Se veían beodos —dormidos o castigados— en los corredores del Cabildo o recostados en los escalones de los templos como apestados que no hubieran alcanzado a entrar en ellos. En los altares laterales algunas máscaras gemían, boca abajo, con los brazos en cruz, mientras otras, confusas, daban vueltas con la ropa en desorden y acartonada de mugre. El aire olía a cuerpo en celo, a sudor y a barro, y los golpes recibidos comenzaban a hinchar y amoratar ojos y músculos.
El jolgorio llegó al último estertor con el entierro del carnaval, al que llamaban «nuestro querido pariente» y otras zafiedades afectuosas. Cuando Zúñiga abandonó la Merced, contempló con repugnancia de hombre sin humor, anciano y enfermo la procesión que transportaba en angarillas un monigote extravagante rodeado por individuos disfrazados de «lloronas» que arrastraban un luto de espantajos mustios y haraposos.
Dio la espalda a aquel cortejo de insomnes que se perdía hacia el río entonando una salmodia atrevida, con reminiscencias gregorianas, y se dirigió a tomar el desayuno con el hermano Montenegro.

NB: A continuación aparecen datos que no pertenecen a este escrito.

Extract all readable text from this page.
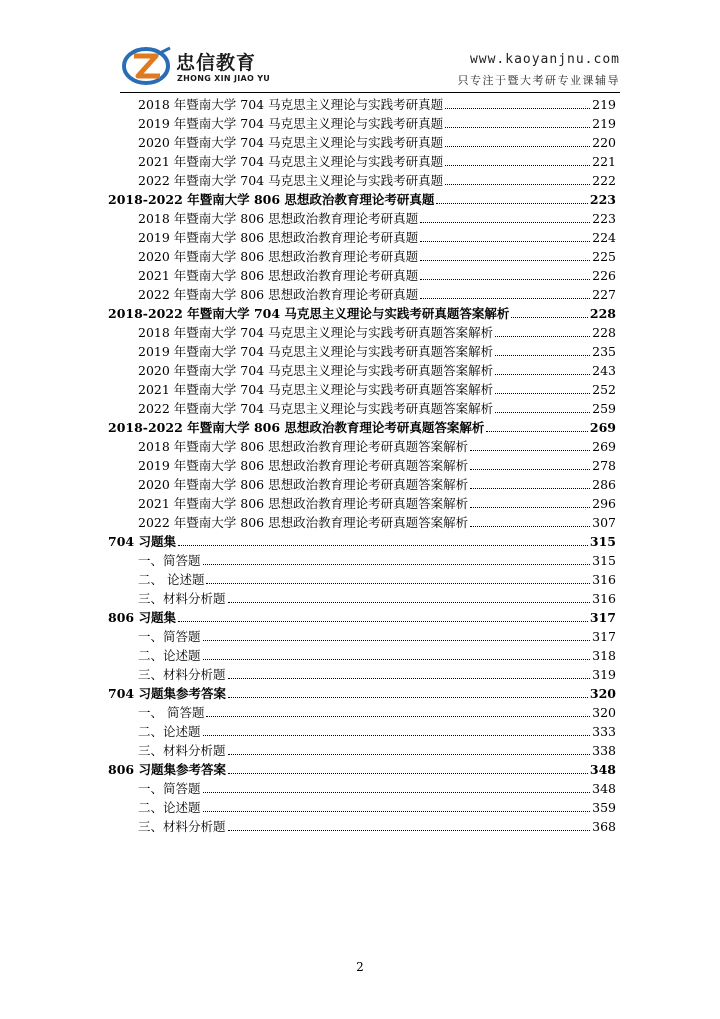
忠信教育
ZHONG XIN JIAO YU
www.kaoyanjnu.com
只专注于暨大考研专业课辅导
2018 年暨南大学 704 马克思主义理论与实践考研真题	219
2019 年暨南大学 704 马克思主义理论与实践考研真题	219
2020 年暨南大学 704 马克思主义理论与实践考研真题	220
2021 年暨南大学 704 马克思主义理论与实践考研真题	221
2022 年暨南大学 704 马克思主义理论与实践考研真题	222
2018-2022 年暨南大学 806 思想政治教育理论考研真题	223
2018 年暨南大学 806 思想政治教育理论考研真题	223
2019 年暨南大学 806 思想政治教育理论考研真题	224
2020 年暨南大学 806 思想政治教育理论考研真题	225
2021 年暨南大学 806 思想政治教育理论考研真题	226
2022 年暨南大学 806 思想政治教育理论考研真题	227
2018-2022 年暨南大学 704 马克思主义理论与实践考研真题答案解析	228
2018 年暨南大学 704 马克思主义理论与实践考研真题答案解析	228
2019 年暨南大学 704 马克思主义理论与实践考研真题答案解析	235
2020 年暨南大学 704 马克思主义理论与实践考研真题答案解析	243
2021 年暨南大学 704 马克思主义理论与实践考研真题答案解析	252
2022 年暨南大学 704 马克思主义理论与实践考研真题答案解析	259
2018-2022 年暨南大学 806 思想政治教育理论考研真题答案解析	269
2018 年暨南大学 806 思想政治教育理论考研真题答案解析	269
2019 年暨南大学 806 思想政治教育理论考研真题答案解析	278
2020 年暨南大学 806 思想政治教育理论考研真题答案解析	286
2021 年暨南大学 806 思想政治教育理论考研真题答案解析	296
2022 年暨南大学 806 思想政治教育理论考研真题答案解析	307
704 习题集	315
一、简答题	315
二、 论述题	316
三、材料分析题	316
806 习题集	317
一、简答题	317
二、论述题	318
三、材料分析题	319
704 习题集参考答案	320
一、 简答题	320
二、论述题	333
三、材料分析题	338
806 习题集参考答案	348
一、简答题	348
二、论述题	359
三、材料分析题	368
2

Pasado el entierro, comenzaba el jubileo de las cuarenta horas. Introducido por San Carlos Borromeo para desagraviar al Señor por los desórdenes del carnaval, los jesuitas lo propagaron con el rigor de una Semana Santa adelantada.
Duraba tres días, y muy pocos vecinos dejaban de acudir a los sermones.
«El fruto fue grande —consignaron las Cartas Anuas—, confesándose muchos en nuestra casa, y comulgando casi todo el pueblo».